I like to think as a family historian that I have done my part by interviewing my parents many years ago. One of the things I asked both parents were what jobs they had.
One thing I learned when starting the newest scan & transcribe project was that my dad worked for General Motors in the Cadillac Division and the Parts Division before he went into the Navy in 1943. We lived in the Detroit area, I am married to someone who spent 30+ years working for Ford's Steel Division, and in its afterlives, Rouge Steel and Severstal, NA. Did he think that wasn't relevant? Maybe working pulling parts orders wasn't the most interesting job he could have had, but ya think he might have mentioned it?
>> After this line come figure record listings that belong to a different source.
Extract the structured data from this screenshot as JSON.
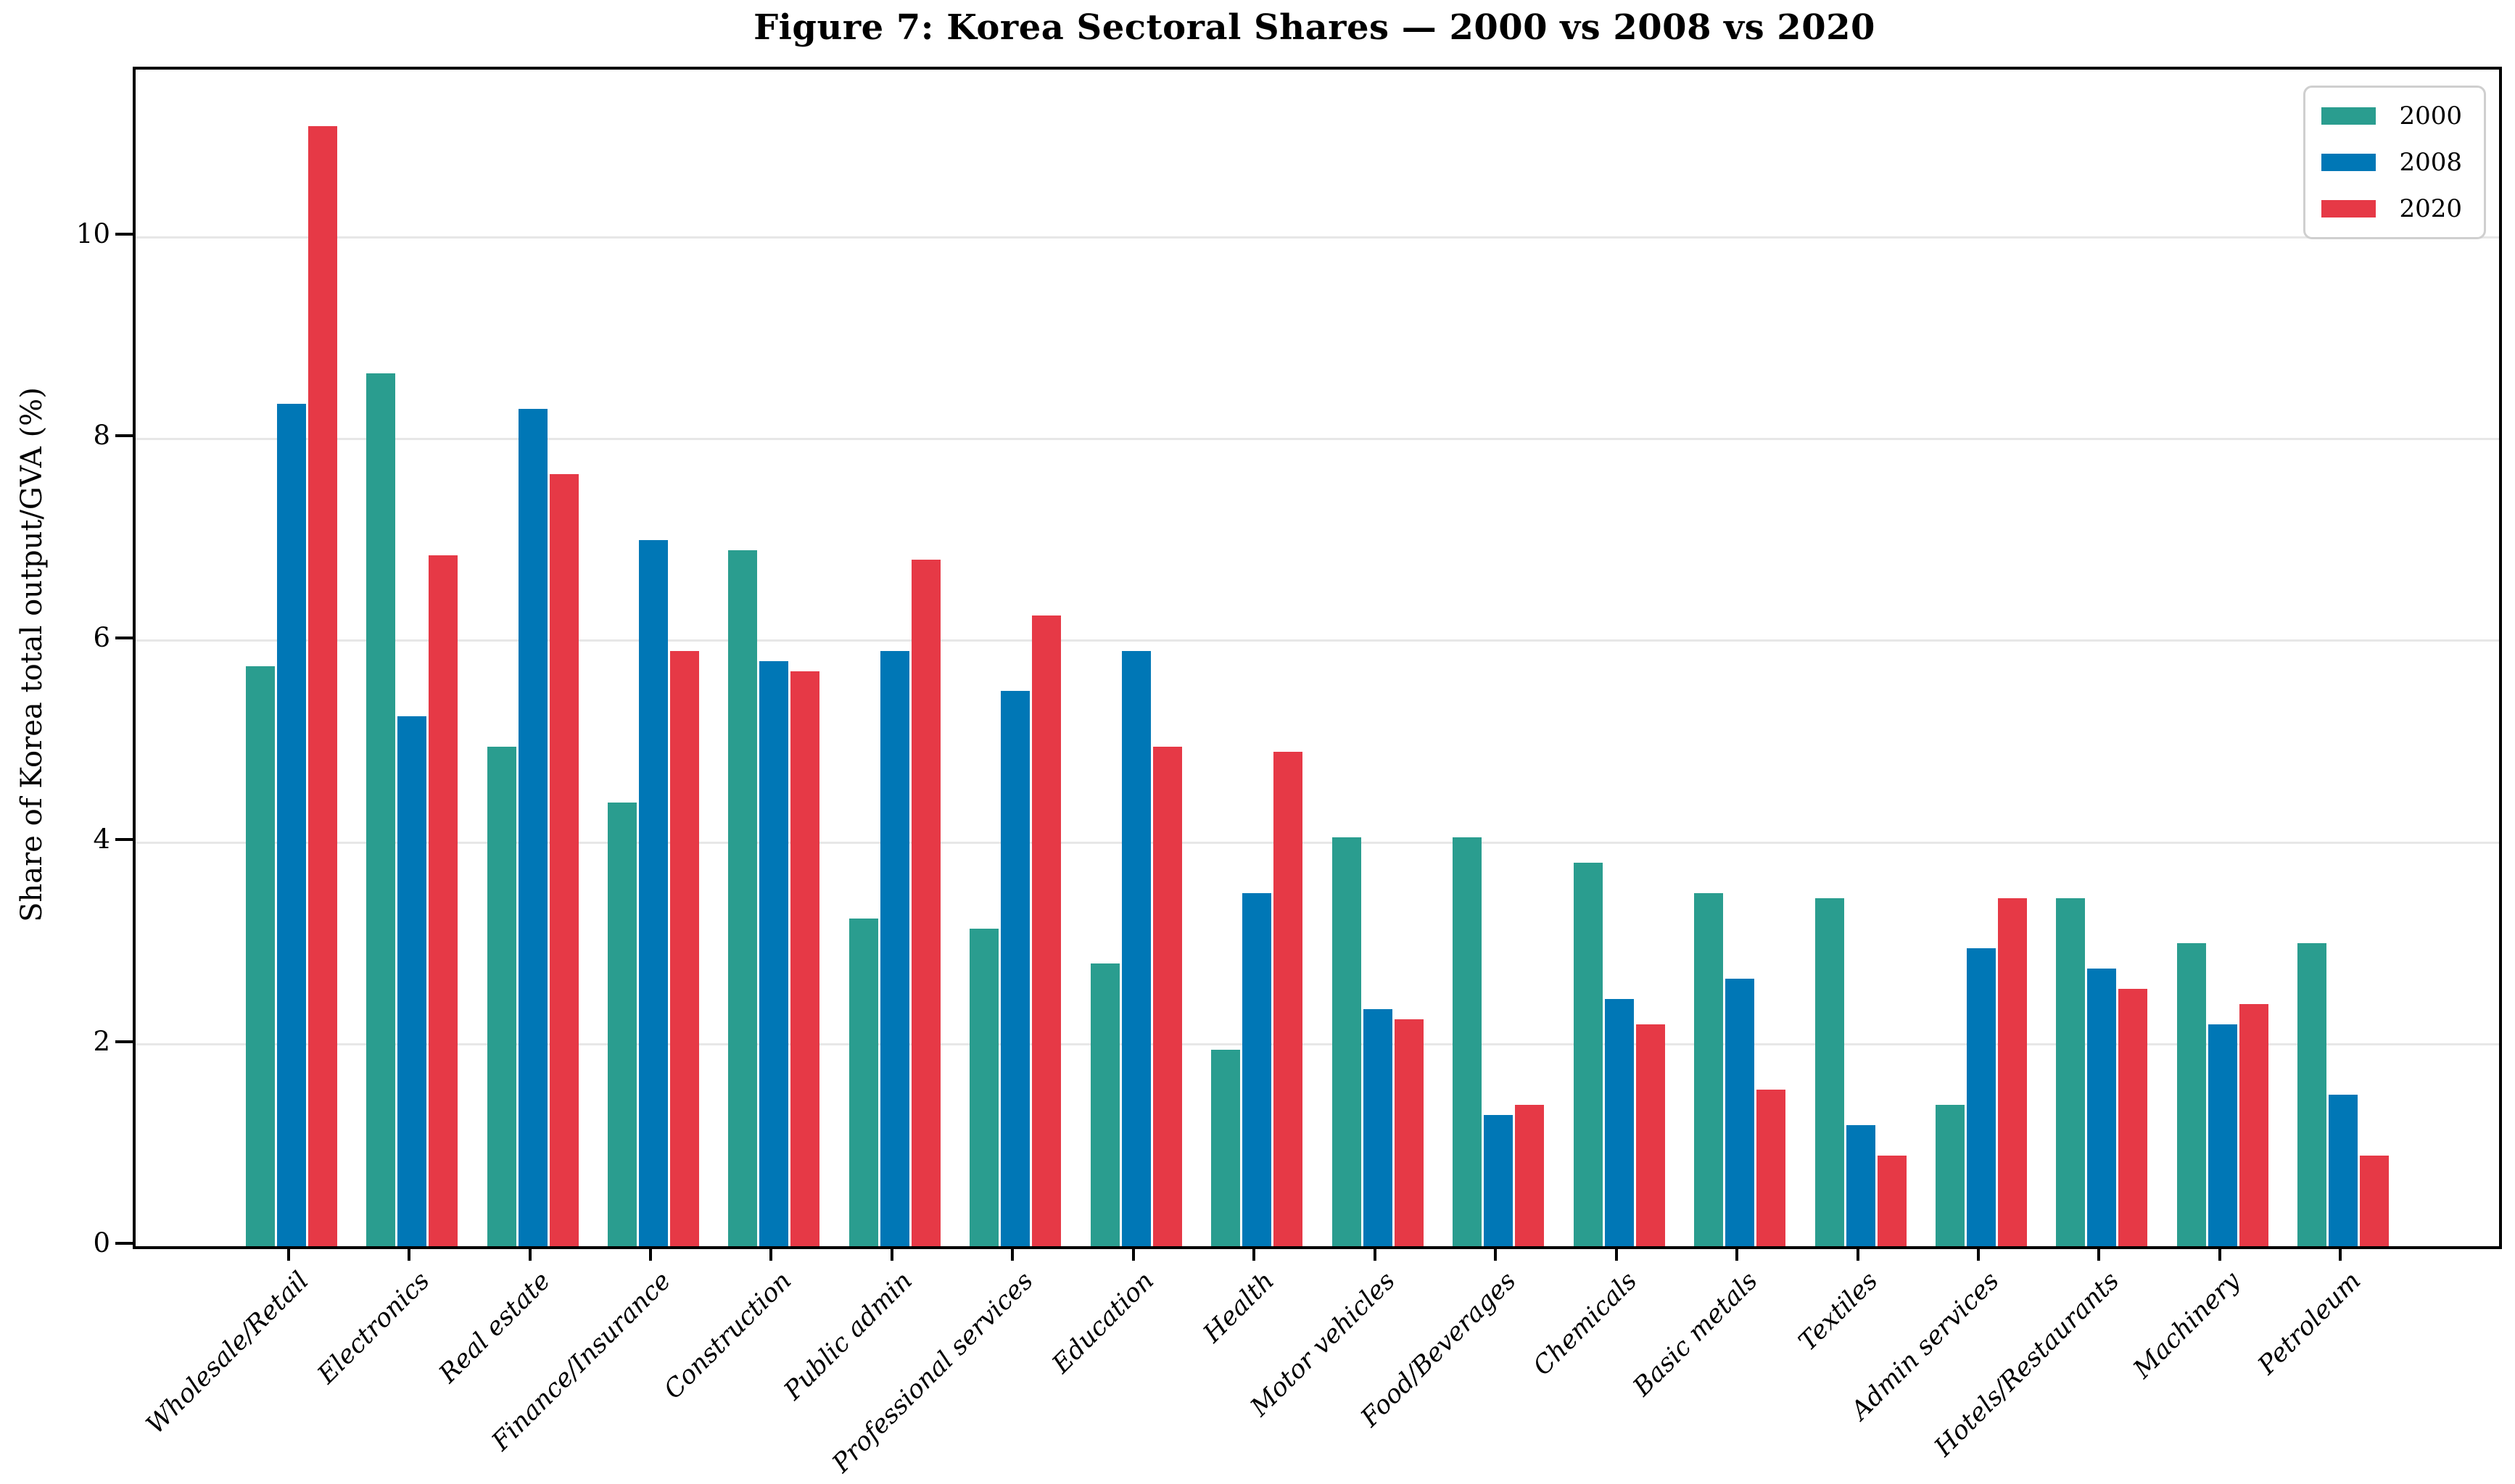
{
  "figure": {
    "title": "Figure 7: Korea Sectoral Shares — 2000 vs 2008 vs 2020"
  },
  "chart_data": {
    "type": "bar",
    "title": "Figure 7: Korea Sectoral Shares — 2000 vs 2008 vs 2020",
    "xlabel": "",
    "ylabel": "Share of Korea total output/GVA (%)",
    "categories": [
      "Wholesale/Retail",
      "Electronics",
      "Real estate",
      "Finance/Insurance",
      "Construction",
      "Public admin",
      "Professional services",
      "Education",
      "Health",
      "Motor vehicles",
      "Food/Beverages",
      "Chemicals",
      "Basic metals",
      "Textiles",
      "Admin services",
      "Hotels/Restaurants",
      "Machinery",
      "Petroleum"
    ],
    "series": [
      {
        "name": "2000",
        "color": "#2a9d8f",
        "values": [
          5.75,
          8.65,
          4.95,
          4.4,
          6.9,
          3.25,
          3.15,
          2.8,
          1.95,
          4.05,
          4.05,
          3.8,
          3.5,
          3.45,
          1.4,
          3.45,
          3.0,
          3.0
        ]
      },
      {
        "name": "2008",
        "color": "#0077b6",
        "values": [
          8.35,
          5.25,
          8.3,
          7.0,
          5.8,
          5.9,
          5.5,
          5.9,
          3.5,
          2.35,
          1.3,
          2.45,
          2.65,
          1.2,
          2.95,
          2.75,
          2.2,
          1.5
        ]
      },
      {
        "name": "2020",
        "color": "#e63946",
        "values": [
          11.1,
          6.85,
          7.65,
          5.9,
          5.7,
          6.8,
          6.25,
          4.95,
          4.9,
          2.25,
          1.4,
          2.2,
          1.55,
          0.9,
          3.45,
          2.55,
          2.4,
          0.9
        ]
      }
    ],
    "yticks": [
      0,
      2,
      4,
      6,
      8,
      10
    ],
    "ylim": [
      0,
      11.66
    ],
    "grid": true,
    "gridline_color": "#e7e7e7",
    "legend_position": "upper right",
    "legend_entries": [
      "2000",
      "2008",
      "2020"
    ]
  }
}
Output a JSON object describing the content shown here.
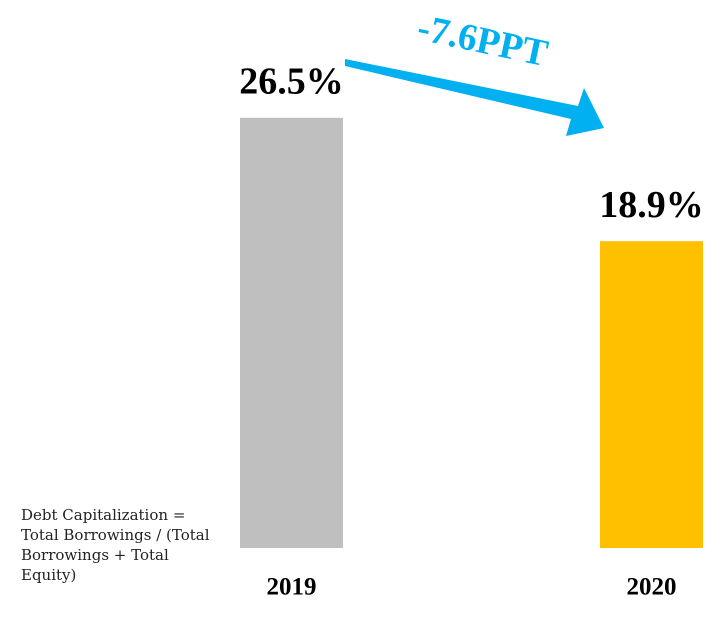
{
  "chart_data": {
    "type": "bar",
    "categories": [
      "2019",
      "2020"
    ],
    "values": [
      26.5,
      18.9
    ],
    "value_labels": [
      "26.5%",
      "18.9%"
    ],
    "colors": [
      "#bfbfbf",
      "#ffc000"
    ],
    "ylim": [
      0,
      30
    ],
    "annotation": "-7.6PPT",
    "note": "Debt Capitalization = Total Borrowings / (Total Borrowings + Total Equity)"
  }
}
Well, it sure was news to me.
I also learned that in 1943, the Percival men (John Sr., John Jr., and Frank) lived in the Fairchild household. Now I knew they lived there in 1945 and 1946, but I had no idea they lived there in 1943. The interesting thing is that my mother and her sister, Margie also lived there, but I don't know what year they moved in.
In these letters, written by my grandfather, my dad, my grandfather's sister-in-law, Bessie Bowman Rankin, his mother, Helen Maitland Percival, his cousin, James Rankin, Jr., his other grandmother, Elizabeth "Maw-Maw" Bowman, other family members are mentioned. Yay. I am annotating (I love that word) these letters when necessary so that any reader will know the relationship between the writer and John Jr. They are pretty interesting with more interesting stuff to come.
Copyright 2010, ACK for Gene Notes
Okay, so who worked for Ford Motor? In with Dad's jewelry, I found a FoMoCo UAW-CIO (not a typo) pin that featured a 40s era Ford, a tank, and a plane, so it must have been during or post WWII, when Ford was part of the Arsenal of Democracy.
ReplyDeleteOkay, Wikipedia says that the UAW and the CIO disaffiliated in 1968, so there's a time frame. Sometime between 1942, when they switched to wartime production and maybe 1955? I'm thinking they would have updated the vehicle image after a bit.